In Russia, Indian PM Looks to Close Major Defense Deals

Narendra Modi’s state visit to Russia could result in a bevy of important defense deals.

In Russia, Indian PM Looks to Close Major Defense Deals
Credit: Flickr/ MEAPhotogallery

Indian Prime Minister Narendra Modi arrived in Russia on Wednesday, where he will spend two days meeting with senior Russian officials, including Russian President Vladimir Putin. The visit will cover the gamut of the India-Russia bilateral relationship, touching on economic, defense, energy, and counter-terrorism. Notably, Modi is expected to confirm India’s sale of Russia’s advanced S-400 Triumf missile defense system. India will become the second buyer of the advanced platform after China. The visit marks Modi’s first state visit to Russia since becoming India’s prime minister in May 2014. Modi previously traveled to Russia for the Shanghai Cooperation Organization and BRICS Summits over the summer in Ufa. Last year, Putin traveled to India for a bilateral visit, signing billions in agreements on trade and nuclear cooperation.

The S-400 deal with Russia is significant in many ways. It will represent the largest Indian weapons deal with Russia since 2001, restoring Moscow’s position as India’s top arms provider—a position it had held since the days of the Soviet Union but has recently conceded to the United States. Additionally, as I noted in an earlier piece for The Diplomatthe S-400 is an eminently capable missile defense system, among the best in its class in the world. Adding the S-400 to India’s arsenal will bolster India’s ability to protect against ballistic missiles and bombers from hostile neighbors.

For Russia, India’s continued appetite for defense hardware is a welcome opportunity at a time when western sanctions and drooping oil prices have hurt the country’s economy. The Russians no doubt took note when, last year, during Putin’s state visit to New Delhi, Narendra Modi noted that “Russia will remain [India’s] most important defense partner.” Echoing last year’s assurances, Modi assured Putin that Moscow would remain India’s “principal partner” in defense, Russian state news reported.

“Russia has been India’s foremost defence partner through decades, accounting for a majority of our defence equipment… Even in the current environment, despite India’s improved access to the world market, Russia remains our principal partner,” Modi told Itar-Tass.

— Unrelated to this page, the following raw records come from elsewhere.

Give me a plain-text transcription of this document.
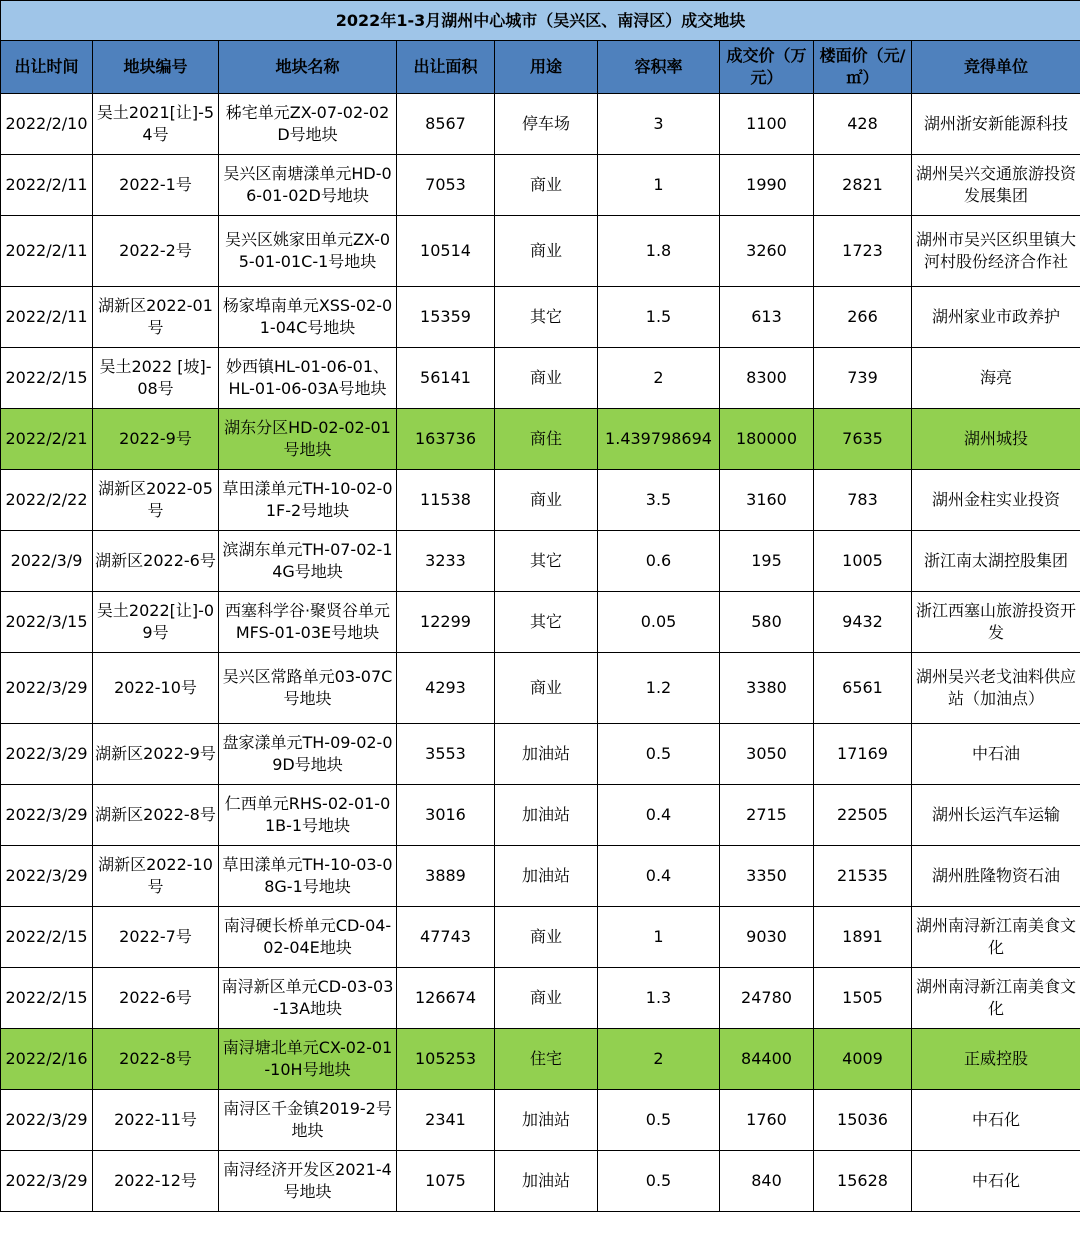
2022年1-3月湖州中心城市（吴兴区、南浔区）成交地块								
出让时间	地块编号	地块名称	出让面积	用途	容积率	成交价（万元）	楼面价（元/㎡）	竞得单位
2022/2/10	吴土2021[让]-54号	秭宅单元ZX-07-02-02D号地块	8567	停车场	3	1100	428	湖州浙安新能源科技
2022/2/11	2022-1号	吴兴区南塘漾单元HD-06-01-02D号地块	7053	商业	1	1990	2821	湖州吴兴交通旅游投资发展集团
2022/2/11	2022-2号	吴兴区姚家田单元ZX-05-01-01C-1号地块	10514	商业	1.8	3260	1723	湖州市吴兴区织里镇大河村股份经济合作社
2022/2/11	湖新区2022-01号	杨家埠南单元XSS-02-01-04C号地块	15359	其它	1.5	613	266	湖州家业市政养护
2022/2/15	吴土2022 [坡]-08号	妙西镇HL-01-06-01、HL-01-06-03A号地块	56141	商业	2	8300	739	海亮
2022/2/21	2022-9号	湖东分区HD-02-02-01号地块	163736	商住	1.439798694	180000	7635	湖州城投
2022/2/22	湖新区2022-05号	草田漾单元TH-10-02-01F-2号地块	11538	商业	3.5	3160	783	湖州金柱实业投资
2022/3/9	湖新区2022-6号	滨湖东单元TH-07-02-14G号地块	3233	其它	0.6	195	1005	浙江南太湖控股集团
2022/3/15	吴土2022[让]-09号	西塞科学谷·聚贤谷单元MFS-01-03E号地块	12299	其它	0.05	580	9432	浙江西塞山旅游投资开发
2022/3/29	2022-10号	吴兴区常路单元03-07C号地块	4293	商业	1.2	3380	6561	湖州吴兴老戈油料供应站（加油点）
2022/3/29	湖新区2022-9号	盘家漾单元TH-09-02-09D号地块	3553	加油站	0.5	3050	17169	中石油
2022/3/29	湖新区2022-8号	仁西单元RHS-02-01-01B-1号地块	3016	加油站	0.4	2715	22505	湖州长运汽车运输
2022/3/29	湖新区2022-10号	草田漾单元TH-10-03-08G-1号地块	3889	加油站	0.4	3350	21535	湖州胜隆物资石油
2022/2/15	2022-7号	南浔硬长桥单元CD-04-02-04E地块	47743	商业	1	9030	1891	湖州南浔新江南美食文化
2022/2/15	2022-6号	南浔新区单元CD-03-03-13A地块	126674	商业	1.3	24780	1505	湖州南浔新江南美食文化
2022/2/16	2022-8号	南浔塘北单元CX-02-01-10H号地块	105253	住宅	2	84400	4009	正威控股
2022/3/29	2022-11号	南浔区千金镇2019-2号地块	2341	加油站	0.5	1760	15036	中石化
2022/3/29	2022-12号	南浔经济开发区2021-4号地块	1075	加油站	0.5	840	15628	中石化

Though the S-400 is the highlight deal, other defense-related agreements may be on the bilateral docket during this state visit as well. In what could be a boon for India’s domestic defense industry, Russia’s Kamov OAO could tap an Indian firm to build 200 Ka-226T light choppers. Also, as Franz-Stefan Gady noted earlier, India is interested in leasing a second Akula II-class Russian nuclear submarine. On top of these agreements, there could be new momentum on the resumption of joint development on the T-50 PAK FA fifth-generation fighter. Modi and Putin may also agree to jointly manufacture Russian Grigorovich-class frigates in India—India wants the frigates, which are similar to the Talway-class frigates it already operates, but wants to build them in India.

Beyond defense, Modi is expected to leave Moscow with new agreements on nuclear energy and trade. Modi will reiterate India’s commitment to building 12 nuclear power plants with Russian technical assistance. “Nuclear energy is an important component of our energy security strategy. Russia is currently our leading international partner,” Modi said, speaking in Moscow.

On trade, Modi remarked that Indo-Russian commerce had not “achieved its full potential.” India and Russia are targeting a bilateral trade volume of $30 billion by 2025, and a mutual direct investment target of $15 billion by 2025—the latter commitment came out of the recent India-Russia Inter-Governmental Consultations in October.

Beyond bilateral issues, Modi and Putin are likely to discuss broader international issues, including the fate of Afghanistan, where both India and Russia have important interests, the ongoing crises in the Middle East, and the future of regional and international institutions where both India and Russia participate, including the BRICS and the Shanghai Cooperation Organization.